Both his brother and the person close to the family said Blevins would intensely focus on areas of interest, reading high above his grade level, but lacking in other areas like motor skills and social cues.

The person close to the family wished there had been more education about mental health in Alpine, saying, “I think that in these smaller communities, you miss these signs when the kid exhibits excellence in one area,” the person said. “It was missed by his family and by the time they really started realizing there was a mental illness, he was beginning to self-medicate, and then the focus was keeping him alive.”

The family on multiple occasions sent Blevins to rehab facilities to treat drug abuse and suicidal thinking. Throughout that time, Blevins’ father Barry was a director at High Frontier, a facility for troubled adolescents in Fort Davis, but in Coleman, “they never saw what they thought was a problem or mental illness,” the person close to the family said.

Meanwhile, both individuals who spoke about Coleman said he would oscillate through religions and ideologies, becoming deeply entrenched before moving on to the next one. “When he was sober, he would medicate with religion,” the anonymous individual said. “He spent a year of his life in an ashram. He was Hindu, he became Buddhist, he studied the Quran and Islam, and was all in.”

His brother said Blevins had a need for community and acceptance. “He was an addict for years – heroin – and I think because of that he needs some kind of vice, and he finds that in other people a lot of times. It’s just unfortunate that the people he’s found as of late have been these right wing fascist type of people.”

“In the past two years or so he’s fallen down this radical right wing extremist rabbit hole and within that he did build some genuine animosity towards LGBTQ, people of color, everything like that,” Cade said. “So I don’t know how much of it was completely genuine or if he was trying to say stuff to make face with his new [expletive] fascist friends.”

One thing Cade was sure of was that his brother’s anti-Semitism was real. “I’ve tried to talk to him about this,” Cade said, “tried to get him help, we all have, but to no avail.”

Kerr County Sheriff Larry Leitha said in a news release that investigators “possibly saved many lives” when they interrupted the “unthinkable” shooting plot. “This case reminds us that we need to always be vigilant.
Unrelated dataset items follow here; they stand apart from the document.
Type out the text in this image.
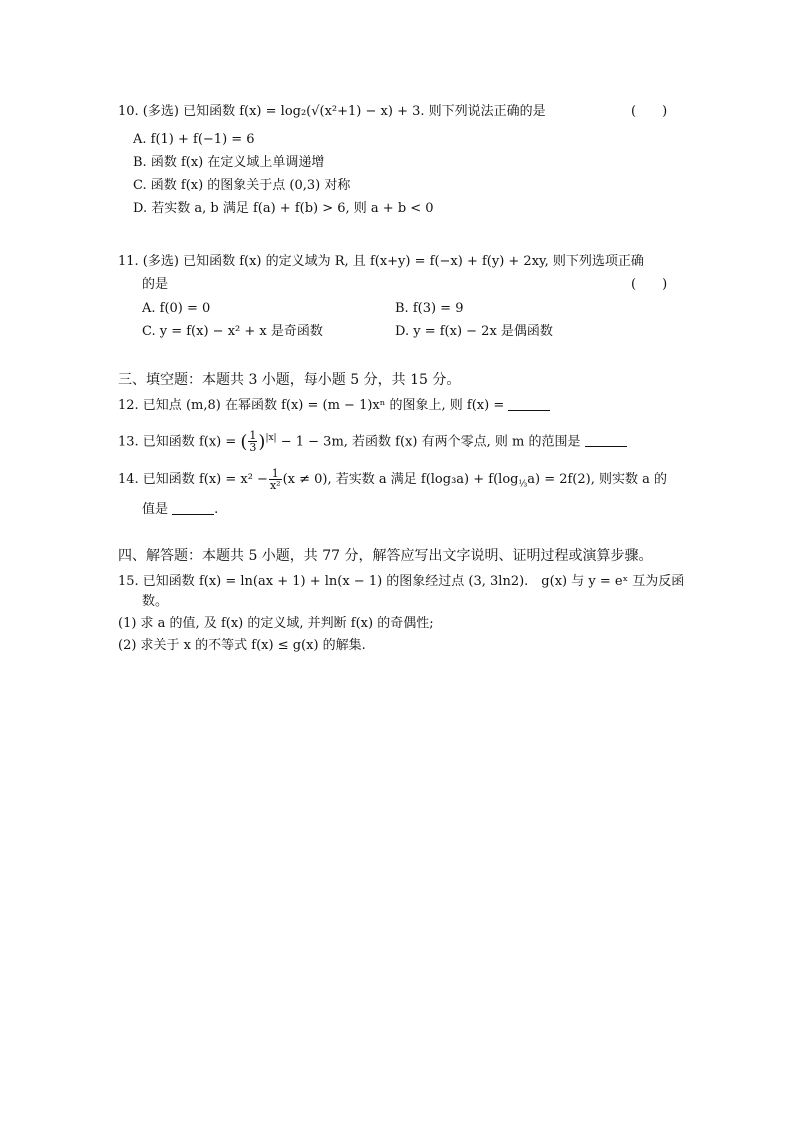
10. (多选) 已知函数 f(x) = log₂(√(x²+1) − x) + 3. 则下列说法正确的是	(　　)
A. f(1) + f(−1) = 6
B. 函数 f(x) 在定义域上单调递增
C. 函数 f(x) 的图象关于点 (0,3) 对称
D. 若实数 a, b 满足 f(a) + f(b) > 6, 则 a + b < 0
11. (多选) 已知函数 f(x) 的定义域为 R, 且 f(x+y) = f(−x) + f(y) + 2xy, 则下列选项正确
的是	(　　)
A. f(0) = 0	B. f(3) = 9
C. y = f(x) − x² + x 是奇函数	D. y = f(x) − 2x 是偶函数
三、填空题：本题共 3 小题，每小题 5 分，共 15 分。
12. 已知点 (m,8) 在幂函数 f(x) = (m − 1)xⁿ 的图象上, 则 f(x) =
13. 已知函数 f(x) = ( $\frac{1}{3} )^{|x|} - 1 - 3m$, 若函数 f(x) 有两个零点, 则 m 的范围是
14. 已知函数 $f(x) = x^2 - \frac{1}{\text{x²}} (x \ne 0)$, 若实数 a 满足 $f(\log_3a) + f(\log_{\frac{1}{3}}a) = 2f(2)$, 则实数 a 的
值是	.
四、解答题：本题共 5 小题，共 77 分，解答应写出文字说明、证明过程或演算步骤。
15. 已知函数 f(x) = ln(ax + 1) + ln(x − 1) 的图象经过点 (3, 3ln2).　g(x) 与 y = eˣ 互为反函
数。
(1) 求 a 的值, 及 f(x) 的定义域, 并判断 f(x) 的奇偶性;
(2) 求关于 x 的不等式 f(x) ≤ g(x) 的解集.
Many think ‘that can’t happen here,’ and it was well on the way to happening,” he said.

KCSO Special Operations Division, the Texas Department of Public Safety Criminal Investigation Division, the Federal Bureau of Investigation, Kerrville PD Patrol Division and U.S. Secret Service worked in coordination to carry out the investigation and eventual arrest.

If convicted on a third degree felony charge, Blevins could face two to ten years in prison and fines up to $10,000. If he is found to have violated his felony probation terms, which will be brought before the district judge in Brewster County, it could result in the judge sanctioning Blevins with jail time, sending him to a treatment facility or sentencing him up to four years in prison.

According to the news release by the KCSO, “The FBI or other federal authorities may seek federal charges in this case. As with all criminal cases, charges may be added or modified prior to trial.”

Blevins’ younger brother said he never thought his brother would be capable of carrying out a shooting, and finding out the reason for the arrest took him aback. “I knew he’d gotten into far right extremism, but I didn’t realize the extent of it,” said Cade. “It seems like he put together this weird ideology of extremist religious ideology as well as extremist political ideology.”

“I’m worried for him, like what’s going to happen to him, but of course I’m worried for what he may or may not have done, and just knowing that someone I knew could potentially have committed an atrocity like this – that alone is kind of terrifying,” Cade said. “I just pray that it’s not true.”